Du point de vue économique comme du point de vue administratif, il s’agit de libérer les administrations centrales des taches de gestion pour lesquelles elles ne sont pas conçues.
ACTEURS
Au Gabon, la décentralisation fait intervenir différents acteurs. Il y a principalement les collectivités locales et ensuite, les organes de la décentralisation prévue par le décret de 2020. A la lecture de la Loi Organique n°15/96 du 6 juin 1996 relative à la décentralisation en son article 4, est considérée comme collectivité locale le département, la commune rurale, la commune urbaine ou toute autre collectivité territoriale dotée par la Loi de la personnalité juridique et de l’autonomie financière. Cette Loi établit une différenciation entre la commune rurale et la commune urbaine.
Plus tard, avec la Loi Organique n° 001/2014 du 14 juin 2015, le législateur abandonne cette distinction entre la commune rurale et la commune urbaine. Toutefois, il distingue trois catégories de communes en fonction de critères démographique, économique et géographique.
Au vue de ces deux textes, le législateur laisse une brèche à l’amalgame et à la confusion en prévoyant comme condition d’existence d’une collectivité territoriale, toute entité à qui la Loi attribuerait une personnalité juridique et une autonomie financière. Cela peut créer une confusion entre les établissements publics qui sont aussi dotés d’une personnalité juridique et d’une autonomie financière et les collectivités territoriales qui répondent le plus souvent à une réalité géographique et démographique.
Décret n°000304/PR/MDCDT du 14/08/2020 fixant les attributions, l’organisation et le fonctionnement des organes de la décentralisation
Parmi les organes de la décentralisation nous avons :
- La Commission Nationale de la Décentralisation, en abrégé CND
- Le Comité Technique de la Décentralisation, en abrégé CTD
- Les Commissions Provinciales de la Décentralisation, en abrégé CPD
La Commission Nationale de la Décentralisation comprend des membres permanents, qui sont membres du gouvernement, et des membres non permanents, qui sont représentants des collectivités locales. La CND a pour mission de proposer au Président de la République, les mesures de mise en œuvre de la décentralisation arrêtées par le Comité Technique de la Décentralisation.

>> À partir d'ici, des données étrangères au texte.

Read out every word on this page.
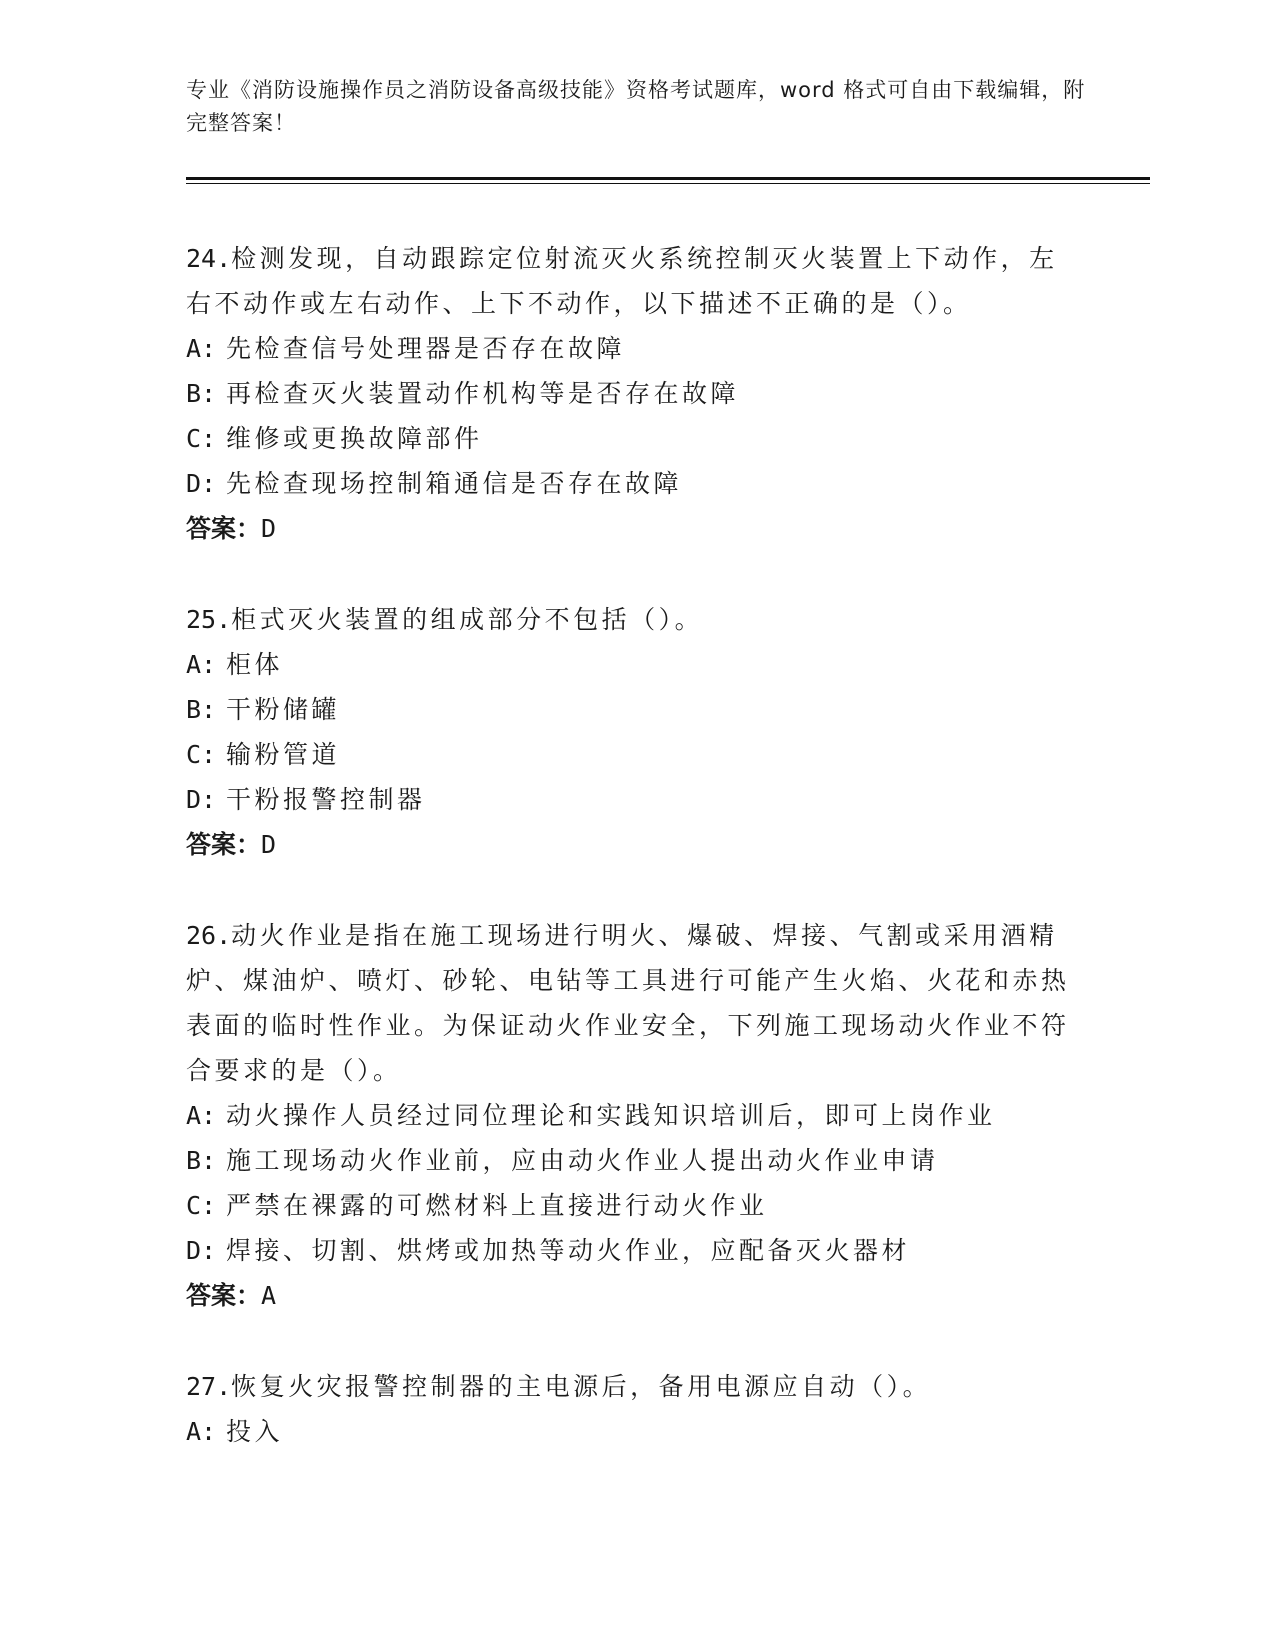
专业《消防设施操作员之消防设备高级技能》资格考试题库，word 格式可自由下载编辑，附完整答案！
24.检测发现，自动跟踪定位射流灭火系统控制灭火装置上下动作，左右不动作或左右动作、上下不动作，以下描述不正确的是（）。
A: 先检查信号处理器是否存在故障
B: 再检查灭火装置动作机构等是否存在故障
C: 维修或更换故障部件
D: 先检查现场控制箱通信是否存在故障
答案：D
25.柜式灭火装置的组成部分不包括（）。
A: 柜体
B: 干粉储罐
C: 输粉管道
D: 干粉报警控制器
答案：D
26.动火作业是指在施工现场进行明火、爆破、焊接、气割或采用酒精炉、煤油炉、喷灯、砂轮、电钻等工具进行可能产生火焰、火花和赤热表面的临时性作业。为保证动火作业安全，下列施工现场动火作业不符合要求的是（）。
A: 动火操作人员经过同位理论和实践知识培训后，即可上岗作业
B: 施工现场动火作业前，应由动火作业人提出动火作业申请
C: 严禁在裸露的可燃材料上直接进行动火作业
D: 焊接、切割、烘烤或加热等动火作业，应配备灭火器材
答案：A
27.恢复火灾报警控制器的主电源后，备用电源应自动（）。
A: 投入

Ensuite, il y a le Comité Technique de la Décentralisation. C’est un organe de régulation des actions exécutées dans le cadre de la politique de la décentralisation. Il a pour mission de proposer les compétences de l’Etat à transférer aux collectivités locales et d’évaluer les incidences financières, humaines et matérielles liées au transfert de compétences. Il travaille en étroite collaboration avec le CND.
Enfin, les Commissions Provinciales de la Décentralisation. Elles ont différentes missions dont :
- Veiller à la mise en œuvre de la politique de la décentralisation
- Donner leur avis sur toute création de taxes, d’amendes et d’impôts locaux dans la province
- S’assurer du respect de la programmation de la mise en place du processus de la décentralisation.
Un projet d’ordonnance validé en janvier 2025 prévoit le transfert progressif des compétences de l’Etat vers les collectivités locales dans deux phases, notamment en pilotes dans les chefs-lieux de province, conformément à l’article 220 de la Loi organique 001/2014.